Cousin, I won't comment on your lengthy remarks re: Hudson Economics, but
surely you don't think Ann Coulter got to the top of the best seller list
without the artifice of friends and assorted vested cronies purchasing in
lump orders? I wonder how many copies the American Spectator and hate radio
biggies purchased?
I saw her on the Phil Donohue show and she absolutely stumbled in her
stunned inability to counter his debate of her book. She has been exposed as
a fraud, me thinks.
Also, I read the sad story last year of an author who personally purchased
his own book in quantity via Amazon, using his own credit card, and then
reselling the books later. I think they call that the Darth Vader play in
Enronitis, but in his case it was unnecessary greed (unlike Ann Coulter) to
push an otherwise interesting book above its naturally rising sales.
Yes, greed and novelty, there is unfortunately that link too.
Karen

-----Original Message-----
From: [EMAIL PROTECTED]
[mailto:[EMAIL PROTECTED]]On Behalf Of Ray Evans Harrell
Sent: Friday, August 16, 2002 9:08 AM
To: [EMAIL PROTECTED]; Keith Hudson
Cc: Ed Weick; Harry Pollard; [EMAIL PROTECTED]
Subject: Re: What is Economics, Hudson?

(snip)  Not because I didn't like it, in fact I loved it.   I would say that
this is my favorite post of Keith's of all time.   I would give you a Nobel
for it but it would have to be shared with the James Burke and his wonderful
"Connections" television program.    Here in the US we are really more about
what I would call a contrary security blanket.    In the rest of the world I
would assume that expertise would be applauded and that you would go to an
expert to solve a problem in the area that they were expert within.    Here
in the US there is a twist to all of this that must be understood if you are
to understand why things are done the way they are.    But let you finish
first.   You said:

> Just one final comment.
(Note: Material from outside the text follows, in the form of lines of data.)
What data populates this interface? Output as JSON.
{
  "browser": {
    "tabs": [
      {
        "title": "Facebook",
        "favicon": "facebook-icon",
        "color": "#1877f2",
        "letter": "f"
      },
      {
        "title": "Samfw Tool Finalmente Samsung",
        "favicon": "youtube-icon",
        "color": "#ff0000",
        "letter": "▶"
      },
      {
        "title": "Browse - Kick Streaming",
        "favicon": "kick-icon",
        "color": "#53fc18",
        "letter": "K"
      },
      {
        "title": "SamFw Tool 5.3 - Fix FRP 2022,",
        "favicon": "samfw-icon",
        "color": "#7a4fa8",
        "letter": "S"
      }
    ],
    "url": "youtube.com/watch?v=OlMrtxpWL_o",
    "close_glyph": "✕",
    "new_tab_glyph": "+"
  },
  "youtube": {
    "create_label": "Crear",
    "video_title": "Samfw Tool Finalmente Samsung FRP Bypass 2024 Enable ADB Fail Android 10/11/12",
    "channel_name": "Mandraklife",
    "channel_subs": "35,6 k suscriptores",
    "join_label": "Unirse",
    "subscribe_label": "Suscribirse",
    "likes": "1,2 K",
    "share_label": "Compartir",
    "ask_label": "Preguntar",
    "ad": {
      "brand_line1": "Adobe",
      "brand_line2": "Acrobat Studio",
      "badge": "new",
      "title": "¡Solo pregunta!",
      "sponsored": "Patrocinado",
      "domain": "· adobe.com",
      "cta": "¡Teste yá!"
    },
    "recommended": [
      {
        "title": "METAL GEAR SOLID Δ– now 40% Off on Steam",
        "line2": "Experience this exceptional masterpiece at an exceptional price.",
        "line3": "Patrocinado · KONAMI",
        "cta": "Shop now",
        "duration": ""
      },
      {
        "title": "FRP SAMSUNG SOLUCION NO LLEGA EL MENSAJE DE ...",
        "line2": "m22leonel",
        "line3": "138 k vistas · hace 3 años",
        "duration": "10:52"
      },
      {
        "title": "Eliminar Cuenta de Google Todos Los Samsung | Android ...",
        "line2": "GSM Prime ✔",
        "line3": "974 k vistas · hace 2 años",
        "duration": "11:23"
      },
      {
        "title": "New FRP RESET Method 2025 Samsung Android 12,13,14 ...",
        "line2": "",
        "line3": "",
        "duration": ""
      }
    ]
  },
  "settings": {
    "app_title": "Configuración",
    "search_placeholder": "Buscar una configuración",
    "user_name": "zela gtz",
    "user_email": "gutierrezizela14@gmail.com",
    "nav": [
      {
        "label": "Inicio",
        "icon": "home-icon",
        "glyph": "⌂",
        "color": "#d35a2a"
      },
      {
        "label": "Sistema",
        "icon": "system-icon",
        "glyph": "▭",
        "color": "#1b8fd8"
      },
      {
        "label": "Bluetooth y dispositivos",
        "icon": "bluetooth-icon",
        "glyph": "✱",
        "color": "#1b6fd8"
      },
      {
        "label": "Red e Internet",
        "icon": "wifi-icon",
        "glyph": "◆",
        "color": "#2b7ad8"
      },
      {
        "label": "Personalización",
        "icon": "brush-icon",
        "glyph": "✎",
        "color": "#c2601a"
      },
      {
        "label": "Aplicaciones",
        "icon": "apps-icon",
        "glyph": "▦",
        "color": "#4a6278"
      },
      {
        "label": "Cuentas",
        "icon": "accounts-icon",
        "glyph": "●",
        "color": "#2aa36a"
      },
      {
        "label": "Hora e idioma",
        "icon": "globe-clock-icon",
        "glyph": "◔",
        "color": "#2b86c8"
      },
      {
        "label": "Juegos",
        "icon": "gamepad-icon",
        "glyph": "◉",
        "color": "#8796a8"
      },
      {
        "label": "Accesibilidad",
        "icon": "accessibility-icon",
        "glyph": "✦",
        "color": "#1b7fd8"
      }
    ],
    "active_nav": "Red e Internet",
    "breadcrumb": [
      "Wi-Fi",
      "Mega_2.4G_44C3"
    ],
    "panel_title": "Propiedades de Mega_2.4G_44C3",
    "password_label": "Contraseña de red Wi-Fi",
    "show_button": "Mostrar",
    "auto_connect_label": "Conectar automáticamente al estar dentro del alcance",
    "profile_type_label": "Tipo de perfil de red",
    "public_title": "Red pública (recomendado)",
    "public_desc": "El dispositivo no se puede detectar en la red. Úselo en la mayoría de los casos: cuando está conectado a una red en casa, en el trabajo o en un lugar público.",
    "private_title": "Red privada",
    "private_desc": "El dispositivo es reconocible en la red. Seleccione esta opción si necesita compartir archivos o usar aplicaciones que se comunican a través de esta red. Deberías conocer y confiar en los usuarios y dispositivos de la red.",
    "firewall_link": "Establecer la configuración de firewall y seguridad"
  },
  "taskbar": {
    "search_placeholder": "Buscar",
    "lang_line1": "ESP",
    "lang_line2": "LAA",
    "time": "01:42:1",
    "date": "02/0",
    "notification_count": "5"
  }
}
Apart from a relatively few extra genes than
> chimps, the supremely significant development of the human species was the
> vast enlargement of the frontal lobes of the cortex (our vertical
> foreheads). They are *huge* compared with those of other primates. The
> primary purpose of the frontal lobes is to deal with novel perceptions.
The
> frontal lobes have an avidity for novelty.  Even while most of the
> population of the world may continue to suffer poverty and extreme
> deprivation, the economies of the developing countries of the world will
> continue to be primarily motivated by the emergence of novelties and not
by
> the suffering of the rest of the world. And that's a fact that Messrs
> Samuelson, Norhaus. Mankiw, Baumol and Binder don't address and never
> discuss.

Unlike the part I snipped, I think this is just a little too cute.   In
short I am not going to say much about it except that it ignores too much
and endangers your thesis by elevating a biological story that is too glib
even for an artist.    As you said wonderfully earlier in this post (the
snipped part) the definition could be applied to too many other areas for it
to work seriously in this one.   For example it could explain the Coliseum
murders in Rome or the invention of Opera but the real answer is more
interesting and complicated than that.

But let me go back to the "novelty" or James Burke "connections" theory of
motivation.    In America it is not so much about "novelty" except in the
very idle rich, but about what Americans call "security".     Homeland
Security,   Public Health, Financial Security, etc.     This could produce a
very Anal retentive population that would get little done and could become
murderous in its defensiveness.     Yes, I know that HAS happened but there
is another side to all of this that stops it to some degree.   I would call
it the "law of reaction."     You may not defend yourself until something
has already happened.    For example, the Lusitania,   Pearl Harbor, the
World Trade Center on the Mega side but on the Mini side you may not look
for someone until you have found a body, or in medicine you may not begin
prevention until you have discovered cancer.    The excuse to this ignoring
of prevention is usually economic.    It costs too much.   But the reality
is that we like the possibility of chance in the midst of all of our
retentiveness.     "Don't care for it until its broke."     Europeans may
have marched off to war in WW I because they were bored and had toys but
Americans would never do such a thing unless 1. it was economical and 2. it
gave us relief at the toilet.

Why else would the media push the perfect Anal Retentive  Authoress and
self-described constitution scholar Anne Coulter to the no. 1 spot on the
nytimes book list (Slander)  while ignoring world class artist and non-anal
Michael Moore's "Stupid White Men" who in spite of being ignored has been on
the list for 24 months without hype or pushing from the corporate Media.
Moore is the compassionate hedonist who asks why something couldn't be
planned ahead of time to eleminate the massive loss of jobs in his hometown
of Flint Michigan while Coulter in her finishing school manner complains
about Moore's complaints while complaining about the liberal media's assault
on her rich friends who pay all the taxes and support all of the charities.
i.e. not prevention or planning but "reaction".      "You can't have it
unless we give it to you and we will only give it to you if we get it
first."      Game theory is the best America can do on the novelty end and
it is poor indeed since it is the joy of chess.